The Lord Mayor, Glasman discovered, has at his disposal the City Cash, a fund which generates £200m in interest alone. But no one knows the real size of the City's assets because it's never been in debt, and never taken a loan. Even Parliament is not entitled to ask. 'It was at that point I began to realise I was dealing with something strange and outside my experience,' he says. 'Both the political and academic person in me realise this was more interesting that I ever expected.'

For 900 years the City has eluded control by the British State, says Glasman. William the Conqueror overwhelmed the rest of England but 'came friendly' to the City. Charles the First attempted to send the army into the City and precipitated the Civil War. The City chartered the Empire-building East India and Hudson's Bay Companies. It committed treason by supporting George Washington in the American War of Independence and brokered the peace. No government since Charles the Second - barring the symbolic banning of City banquets after the Second World War by Attlee - has made any attempt to interfere with the City's privileges, he says.

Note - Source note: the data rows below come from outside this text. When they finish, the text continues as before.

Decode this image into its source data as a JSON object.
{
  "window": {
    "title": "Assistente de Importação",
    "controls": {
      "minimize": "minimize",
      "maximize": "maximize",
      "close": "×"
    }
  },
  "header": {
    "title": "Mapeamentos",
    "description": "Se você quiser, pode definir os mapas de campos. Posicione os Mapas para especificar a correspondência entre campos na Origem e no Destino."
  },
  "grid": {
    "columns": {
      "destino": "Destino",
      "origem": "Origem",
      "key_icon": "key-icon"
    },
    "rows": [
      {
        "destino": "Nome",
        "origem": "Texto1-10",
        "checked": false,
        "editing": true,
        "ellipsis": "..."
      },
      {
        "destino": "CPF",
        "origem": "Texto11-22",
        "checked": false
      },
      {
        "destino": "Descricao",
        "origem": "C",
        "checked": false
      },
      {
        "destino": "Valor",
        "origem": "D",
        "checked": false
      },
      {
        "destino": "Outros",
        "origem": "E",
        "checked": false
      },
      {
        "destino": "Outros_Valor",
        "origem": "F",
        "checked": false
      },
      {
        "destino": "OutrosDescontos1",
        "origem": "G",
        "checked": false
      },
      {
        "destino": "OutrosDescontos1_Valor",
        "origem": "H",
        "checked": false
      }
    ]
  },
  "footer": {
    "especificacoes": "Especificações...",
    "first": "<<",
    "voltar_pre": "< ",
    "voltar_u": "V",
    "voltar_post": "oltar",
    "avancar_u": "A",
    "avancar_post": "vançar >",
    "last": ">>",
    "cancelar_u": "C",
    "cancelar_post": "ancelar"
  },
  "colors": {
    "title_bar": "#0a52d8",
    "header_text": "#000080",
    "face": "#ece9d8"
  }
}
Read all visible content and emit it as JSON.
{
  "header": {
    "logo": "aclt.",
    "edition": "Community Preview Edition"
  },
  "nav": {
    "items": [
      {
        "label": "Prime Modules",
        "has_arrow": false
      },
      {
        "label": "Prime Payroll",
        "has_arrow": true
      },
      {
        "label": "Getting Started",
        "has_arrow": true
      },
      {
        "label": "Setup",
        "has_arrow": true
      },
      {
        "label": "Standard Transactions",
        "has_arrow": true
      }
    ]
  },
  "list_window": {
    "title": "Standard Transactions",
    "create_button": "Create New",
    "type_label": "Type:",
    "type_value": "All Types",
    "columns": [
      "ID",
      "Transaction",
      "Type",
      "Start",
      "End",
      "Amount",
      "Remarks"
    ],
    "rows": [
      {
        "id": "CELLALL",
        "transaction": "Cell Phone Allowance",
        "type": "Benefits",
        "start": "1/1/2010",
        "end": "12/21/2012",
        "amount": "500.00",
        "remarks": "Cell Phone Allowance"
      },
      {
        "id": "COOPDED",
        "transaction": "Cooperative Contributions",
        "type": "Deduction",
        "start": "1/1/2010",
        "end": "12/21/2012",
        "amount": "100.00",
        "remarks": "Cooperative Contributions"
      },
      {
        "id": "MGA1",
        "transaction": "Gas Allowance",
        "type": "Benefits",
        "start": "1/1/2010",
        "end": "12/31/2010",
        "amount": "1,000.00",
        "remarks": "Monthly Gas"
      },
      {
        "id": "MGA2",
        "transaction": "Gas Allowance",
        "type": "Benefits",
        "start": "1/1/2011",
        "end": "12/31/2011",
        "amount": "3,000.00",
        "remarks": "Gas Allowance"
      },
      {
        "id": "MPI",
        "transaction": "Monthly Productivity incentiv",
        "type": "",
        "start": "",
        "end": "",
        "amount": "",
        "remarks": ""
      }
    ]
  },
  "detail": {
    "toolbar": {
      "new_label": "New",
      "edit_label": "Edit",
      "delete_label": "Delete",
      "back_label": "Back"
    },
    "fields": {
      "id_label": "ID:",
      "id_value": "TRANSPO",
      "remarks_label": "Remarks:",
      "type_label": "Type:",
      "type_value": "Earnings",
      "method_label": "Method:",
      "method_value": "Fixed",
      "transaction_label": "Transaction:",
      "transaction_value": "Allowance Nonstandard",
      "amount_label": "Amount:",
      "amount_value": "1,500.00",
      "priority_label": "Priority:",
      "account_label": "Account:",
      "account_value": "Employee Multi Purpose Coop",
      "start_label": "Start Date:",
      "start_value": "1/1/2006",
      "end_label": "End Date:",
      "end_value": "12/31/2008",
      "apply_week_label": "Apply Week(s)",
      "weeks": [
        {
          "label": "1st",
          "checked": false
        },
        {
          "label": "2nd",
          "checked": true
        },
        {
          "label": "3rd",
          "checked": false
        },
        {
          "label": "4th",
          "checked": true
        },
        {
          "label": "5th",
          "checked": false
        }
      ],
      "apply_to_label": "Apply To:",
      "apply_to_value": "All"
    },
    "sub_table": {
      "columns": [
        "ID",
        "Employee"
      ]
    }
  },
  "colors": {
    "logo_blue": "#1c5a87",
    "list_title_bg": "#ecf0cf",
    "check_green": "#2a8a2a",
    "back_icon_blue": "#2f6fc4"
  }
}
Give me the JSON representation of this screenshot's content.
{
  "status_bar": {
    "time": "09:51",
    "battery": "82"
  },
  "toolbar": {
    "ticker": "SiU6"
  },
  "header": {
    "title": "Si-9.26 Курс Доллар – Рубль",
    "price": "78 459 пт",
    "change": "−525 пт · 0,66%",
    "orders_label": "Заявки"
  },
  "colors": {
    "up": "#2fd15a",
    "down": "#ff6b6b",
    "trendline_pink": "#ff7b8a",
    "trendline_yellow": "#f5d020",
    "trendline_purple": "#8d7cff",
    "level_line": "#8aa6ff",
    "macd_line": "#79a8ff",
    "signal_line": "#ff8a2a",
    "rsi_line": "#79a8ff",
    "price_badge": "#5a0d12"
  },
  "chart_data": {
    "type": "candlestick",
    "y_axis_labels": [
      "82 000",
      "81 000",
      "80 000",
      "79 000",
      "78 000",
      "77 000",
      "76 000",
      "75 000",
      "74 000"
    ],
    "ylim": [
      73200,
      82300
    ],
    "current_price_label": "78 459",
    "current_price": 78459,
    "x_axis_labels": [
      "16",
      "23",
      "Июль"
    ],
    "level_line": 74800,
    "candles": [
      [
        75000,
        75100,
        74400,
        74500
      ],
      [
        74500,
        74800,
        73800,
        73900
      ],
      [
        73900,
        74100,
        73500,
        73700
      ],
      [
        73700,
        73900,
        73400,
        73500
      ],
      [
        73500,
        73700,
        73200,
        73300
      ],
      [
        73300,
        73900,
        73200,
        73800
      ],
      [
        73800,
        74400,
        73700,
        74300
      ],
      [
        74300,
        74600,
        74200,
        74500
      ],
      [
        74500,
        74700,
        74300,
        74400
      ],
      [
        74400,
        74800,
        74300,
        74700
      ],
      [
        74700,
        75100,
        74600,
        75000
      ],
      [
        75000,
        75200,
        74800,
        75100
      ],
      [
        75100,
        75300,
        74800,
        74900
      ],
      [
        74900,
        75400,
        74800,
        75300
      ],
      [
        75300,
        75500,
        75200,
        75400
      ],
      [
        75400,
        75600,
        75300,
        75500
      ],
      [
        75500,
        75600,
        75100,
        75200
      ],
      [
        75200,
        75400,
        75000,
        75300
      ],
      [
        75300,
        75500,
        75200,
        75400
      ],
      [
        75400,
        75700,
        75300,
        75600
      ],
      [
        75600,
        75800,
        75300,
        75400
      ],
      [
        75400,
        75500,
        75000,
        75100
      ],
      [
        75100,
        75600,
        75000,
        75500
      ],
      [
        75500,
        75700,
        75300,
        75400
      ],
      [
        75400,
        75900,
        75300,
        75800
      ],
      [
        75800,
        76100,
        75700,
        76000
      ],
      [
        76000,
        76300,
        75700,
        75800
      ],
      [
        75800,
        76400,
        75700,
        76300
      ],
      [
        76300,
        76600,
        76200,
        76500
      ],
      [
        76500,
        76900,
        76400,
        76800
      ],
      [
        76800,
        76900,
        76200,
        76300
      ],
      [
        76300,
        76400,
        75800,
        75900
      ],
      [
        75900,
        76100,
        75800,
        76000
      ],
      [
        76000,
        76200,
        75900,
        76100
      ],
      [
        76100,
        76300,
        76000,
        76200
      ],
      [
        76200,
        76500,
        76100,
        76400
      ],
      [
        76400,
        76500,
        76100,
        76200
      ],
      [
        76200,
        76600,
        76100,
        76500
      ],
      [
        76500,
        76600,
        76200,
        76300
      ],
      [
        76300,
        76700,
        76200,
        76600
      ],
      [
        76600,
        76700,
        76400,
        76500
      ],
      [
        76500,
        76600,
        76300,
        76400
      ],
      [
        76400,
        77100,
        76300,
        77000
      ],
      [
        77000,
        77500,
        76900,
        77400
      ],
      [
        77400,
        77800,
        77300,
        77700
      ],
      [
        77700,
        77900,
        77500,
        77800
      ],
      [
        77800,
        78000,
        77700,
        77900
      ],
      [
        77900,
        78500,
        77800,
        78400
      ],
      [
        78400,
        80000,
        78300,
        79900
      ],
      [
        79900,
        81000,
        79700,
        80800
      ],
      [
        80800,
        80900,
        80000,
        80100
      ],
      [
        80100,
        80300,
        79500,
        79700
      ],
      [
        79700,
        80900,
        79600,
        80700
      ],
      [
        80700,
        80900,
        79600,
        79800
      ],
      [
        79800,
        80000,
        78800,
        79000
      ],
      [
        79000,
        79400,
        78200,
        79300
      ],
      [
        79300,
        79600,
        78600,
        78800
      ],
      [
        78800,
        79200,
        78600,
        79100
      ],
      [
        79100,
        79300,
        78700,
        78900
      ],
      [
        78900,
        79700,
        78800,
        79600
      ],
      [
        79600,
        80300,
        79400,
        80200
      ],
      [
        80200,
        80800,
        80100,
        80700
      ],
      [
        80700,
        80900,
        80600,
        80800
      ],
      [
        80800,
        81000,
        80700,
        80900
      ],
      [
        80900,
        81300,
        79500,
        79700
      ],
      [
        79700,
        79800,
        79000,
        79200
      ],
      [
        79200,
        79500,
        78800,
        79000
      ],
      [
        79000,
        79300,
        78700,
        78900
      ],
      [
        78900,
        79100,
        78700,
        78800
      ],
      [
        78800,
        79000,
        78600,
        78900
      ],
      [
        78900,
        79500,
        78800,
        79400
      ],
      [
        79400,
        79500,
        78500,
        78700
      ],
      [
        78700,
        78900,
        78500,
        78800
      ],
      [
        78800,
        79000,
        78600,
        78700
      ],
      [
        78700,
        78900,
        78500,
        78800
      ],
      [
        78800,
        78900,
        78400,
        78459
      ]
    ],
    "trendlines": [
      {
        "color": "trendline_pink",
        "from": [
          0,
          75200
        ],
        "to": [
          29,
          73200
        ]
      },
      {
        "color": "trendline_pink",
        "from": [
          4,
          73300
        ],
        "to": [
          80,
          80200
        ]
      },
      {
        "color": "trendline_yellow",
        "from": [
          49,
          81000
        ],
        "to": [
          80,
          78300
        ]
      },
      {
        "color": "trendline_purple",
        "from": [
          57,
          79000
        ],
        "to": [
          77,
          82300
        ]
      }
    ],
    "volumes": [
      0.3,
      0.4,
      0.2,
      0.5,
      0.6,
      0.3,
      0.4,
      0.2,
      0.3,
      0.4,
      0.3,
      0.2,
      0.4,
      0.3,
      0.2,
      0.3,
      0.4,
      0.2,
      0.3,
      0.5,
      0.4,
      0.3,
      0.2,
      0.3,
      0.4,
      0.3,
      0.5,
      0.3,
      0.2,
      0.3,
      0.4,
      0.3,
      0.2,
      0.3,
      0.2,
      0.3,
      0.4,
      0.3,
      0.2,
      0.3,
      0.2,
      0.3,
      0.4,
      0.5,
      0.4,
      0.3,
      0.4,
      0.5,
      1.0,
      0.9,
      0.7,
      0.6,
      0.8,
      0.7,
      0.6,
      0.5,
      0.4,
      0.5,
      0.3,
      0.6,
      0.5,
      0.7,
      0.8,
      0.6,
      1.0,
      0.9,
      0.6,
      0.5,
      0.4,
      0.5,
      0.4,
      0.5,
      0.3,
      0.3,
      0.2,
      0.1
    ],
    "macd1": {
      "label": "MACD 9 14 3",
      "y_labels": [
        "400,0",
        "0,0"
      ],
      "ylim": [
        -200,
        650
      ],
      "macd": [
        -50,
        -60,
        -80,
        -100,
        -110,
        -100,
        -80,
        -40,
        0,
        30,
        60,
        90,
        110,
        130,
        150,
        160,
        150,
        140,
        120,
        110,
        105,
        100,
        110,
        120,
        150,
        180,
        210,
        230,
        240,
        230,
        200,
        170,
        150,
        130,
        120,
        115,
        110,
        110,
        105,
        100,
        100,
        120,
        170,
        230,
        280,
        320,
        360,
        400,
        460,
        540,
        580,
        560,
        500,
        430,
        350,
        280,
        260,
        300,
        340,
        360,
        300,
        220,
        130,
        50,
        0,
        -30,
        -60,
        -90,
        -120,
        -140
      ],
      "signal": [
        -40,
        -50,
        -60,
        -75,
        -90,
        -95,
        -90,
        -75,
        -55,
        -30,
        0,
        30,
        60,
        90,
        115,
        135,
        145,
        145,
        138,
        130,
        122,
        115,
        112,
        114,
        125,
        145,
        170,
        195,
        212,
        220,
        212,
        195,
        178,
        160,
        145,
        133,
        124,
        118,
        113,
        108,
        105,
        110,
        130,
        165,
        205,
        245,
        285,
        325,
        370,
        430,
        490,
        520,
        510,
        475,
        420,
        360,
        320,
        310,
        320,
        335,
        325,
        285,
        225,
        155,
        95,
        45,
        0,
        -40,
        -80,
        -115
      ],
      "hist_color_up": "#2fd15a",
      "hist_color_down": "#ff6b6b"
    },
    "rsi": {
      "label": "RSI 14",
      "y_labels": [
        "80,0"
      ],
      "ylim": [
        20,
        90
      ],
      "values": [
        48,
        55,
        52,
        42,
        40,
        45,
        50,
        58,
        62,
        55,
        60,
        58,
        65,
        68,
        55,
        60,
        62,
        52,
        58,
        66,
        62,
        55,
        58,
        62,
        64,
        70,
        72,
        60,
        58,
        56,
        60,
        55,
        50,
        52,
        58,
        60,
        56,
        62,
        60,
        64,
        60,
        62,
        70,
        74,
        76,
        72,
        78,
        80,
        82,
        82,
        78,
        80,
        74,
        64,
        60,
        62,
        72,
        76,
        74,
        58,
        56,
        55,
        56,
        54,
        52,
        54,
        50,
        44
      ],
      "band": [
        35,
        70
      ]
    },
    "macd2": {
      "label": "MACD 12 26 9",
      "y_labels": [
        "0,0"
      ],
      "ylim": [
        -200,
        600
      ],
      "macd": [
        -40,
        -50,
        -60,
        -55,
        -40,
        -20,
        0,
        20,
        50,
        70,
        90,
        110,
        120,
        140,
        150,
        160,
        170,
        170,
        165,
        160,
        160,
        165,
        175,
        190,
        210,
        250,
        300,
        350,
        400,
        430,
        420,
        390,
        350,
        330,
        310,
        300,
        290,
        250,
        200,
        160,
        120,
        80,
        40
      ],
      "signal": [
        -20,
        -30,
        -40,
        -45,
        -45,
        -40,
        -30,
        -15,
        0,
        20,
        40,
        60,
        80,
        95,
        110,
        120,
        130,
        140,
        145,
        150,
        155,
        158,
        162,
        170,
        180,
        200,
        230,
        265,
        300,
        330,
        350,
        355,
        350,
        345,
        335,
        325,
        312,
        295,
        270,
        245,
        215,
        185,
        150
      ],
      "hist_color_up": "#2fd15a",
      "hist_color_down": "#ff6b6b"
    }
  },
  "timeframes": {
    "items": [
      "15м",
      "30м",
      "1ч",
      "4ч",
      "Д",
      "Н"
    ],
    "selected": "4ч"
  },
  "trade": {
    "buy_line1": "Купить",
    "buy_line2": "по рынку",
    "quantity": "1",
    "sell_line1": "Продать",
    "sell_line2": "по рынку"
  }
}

Nowadays, its role is assumed to be largely ceremonial. But quaint medieval trappings mask real, undiluted power, says Glasman. The Lord Mayor may wave to the crowds each November as he processes in a state coach to pledge allegiance to the Crown. But he is also a global lobbyist for the UK financial sector, spending a third of the year overseas. This 'non-political' figure is, according to the Corporation of London, treated as a Cabinet level minister abroad, as he expounds the "values of liberalisation" and opens markets for City businesses.

At home, the City possesses the Remembrancer, the oldest lobbyist in the world, dating from the 14th century. He is paid by the Corporation to lobby government and Parliament. He has, in the words of the Corporation,' day to day contact with officials in government departments responsible for developing government policy' as well as a role in the drafting of legislation. He has a seat behind the Speaker in the House of Commons and has the power to enter the chamber and brief MPs during debates.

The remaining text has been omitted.